Comment on the CrowdStrike preliminary report as sourced from Richard Ford, CTO at Integrity360.
July 2024 by Integrity360
CrowdStrike have now published their preliminary post incident report (PIR) into the issue that brought 8.5m Windows hosts, and a lot of the world, to a halt. Their preliminary report is available in full on the CrowdStrike website, but here are initial thoughts after reviewing the report and considering against the backdrop of what we’ve observed within our affected customer base.
With such a wide scale, and brand affecting, incident, the recovery for CrowdStrike was always going to be rooted in transparency. No software company will ever be 100% bug free, that’s just not reality, and issues, outages and vulnerabilities will occur. But we can judge a software organisation on two things; how robust their development & testing processes are to limit the frequency of issues and, when an incident occurs, how they respond to it.
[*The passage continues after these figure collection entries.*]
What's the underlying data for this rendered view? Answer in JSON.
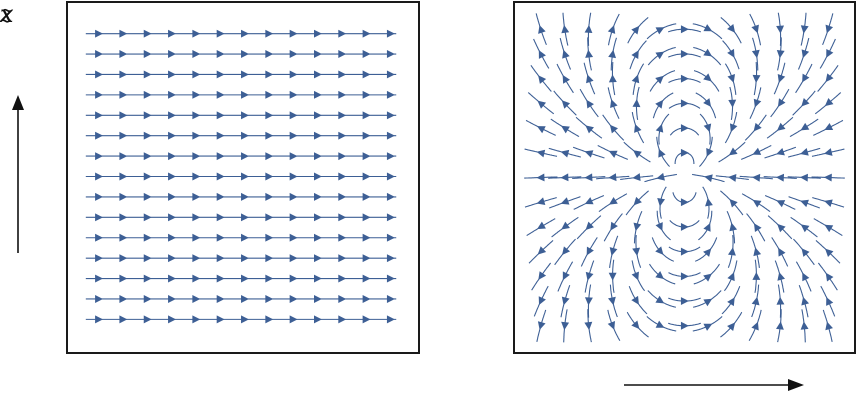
{
  "colors": {
    "field": "#3d5f95",
    "frame": "#1a1a1a",
    "axis": "#111111"
  },
  "axes": {
    "x_label": "x",
    "z_label": "z"
  },
  "left_panel": {
    "field_kind": "uniform",
    "direction": "+z",
    "rows": 15,
    "arrows_per_row": 13
  },
  "right_panel": {
    "field_kind": "dipole",
    "dipole_moment_direction": "-z"
  }
}
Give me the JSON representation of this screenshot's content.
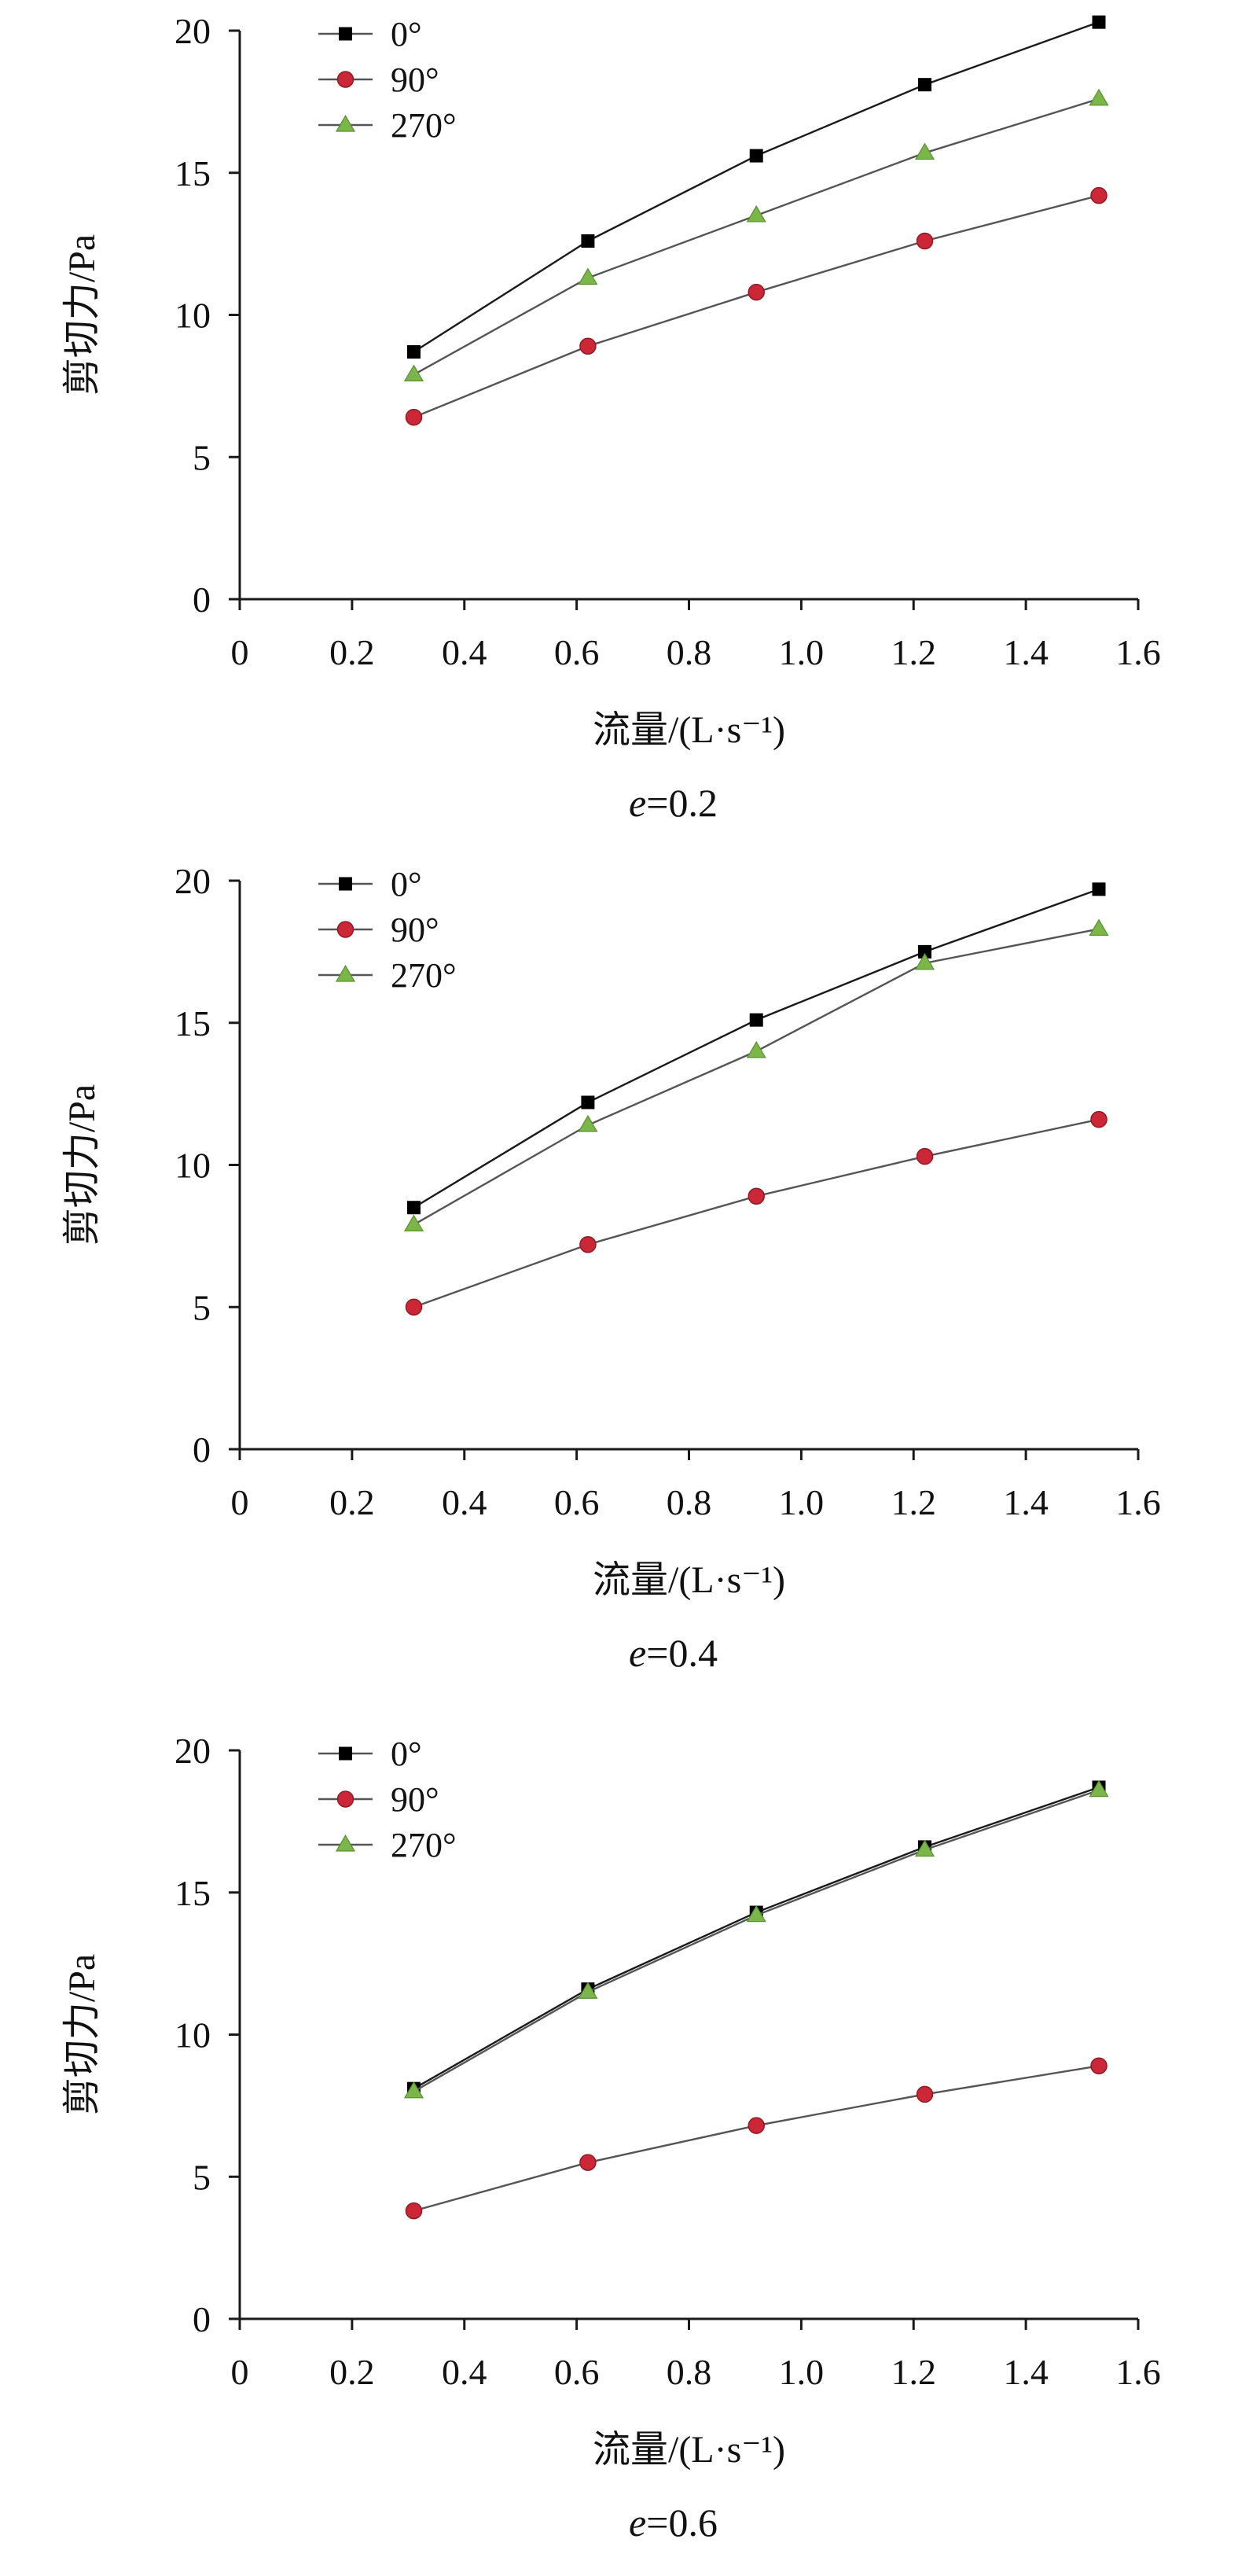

The scrutiny placed on CrowdStrike is derived from their position in the IT stack. As an endpoint security platform, and specifically an Endpoint Detection & Response (EDR) solution, it operates in kernel mode via kernel drivers that permit access to lower-level internals of the Windows operating system. Operating in kernel mode gives an EDR great power to gain visibility into system processes and activity, and provides the ability to act and prevent malicious actions. But, as with Spiderman, with great power comes great responsibility. Kernel drivers must be developed to be completely robust and stable. Unlike in user mode, where a runtime issue can fail gracefully and only affect that application, failure of a kernel driver will lead to the type of exception that ends with a Blue Screen of Death (BSOD).
At the very tail of the preliminary report CrowdStrike have promised a future root cause analysis (RCA) once they have completed their investigation in full. Even with the promise of a full root & branch RCA, there’s a fair amount of detail in preliminary report. The transparency we need seems to be coming. If we look at how CrowdStrike have reacted in the face of adversity they’ve done a reasonably good job. They’ve held their hands up, they rolled back the faulty Channel File reasonably quickly, on the whole they’ve communicated with customers and partners regularly and often with updates, have provided fixes and recovery steps, and now we’re seeing some of the transparency required to rebuild that trust.
What does the report say?
We can fully test that last point once the full RCA is available as the preliminary report still leaves questions unanswered and niggling doubts. So, what does the preliminary report say? Within the report CrowdStrike detail their security content configuration update architecture, along with what happened and how these components had the affect they did.
CrowdStrike’s security content configuration architecture, as laid out in the PIR, is broken down into two component parts; the Sensor Content and the Rapid Response Content. The former is shipped only with the CrowdStrike Falcon agent updates, which are fully controllable by end users through the Sensor Update Policy settings and provides a wide range of security capabilities – either introduced or updated as part of Sensor Content updates. This includes new Template Types that allow threat detection engineers to define threat content. Rapid Response Content, on the other hand, are the security definitions and IOCs, that utilise capabilities and Template Types available in the Sensor Content updates, in order to instruct the Falcon agent on how to detect current and emerging threats. These are pushed globally to customers by CrowdStrike when available, regardless of and Sensor Update Policies.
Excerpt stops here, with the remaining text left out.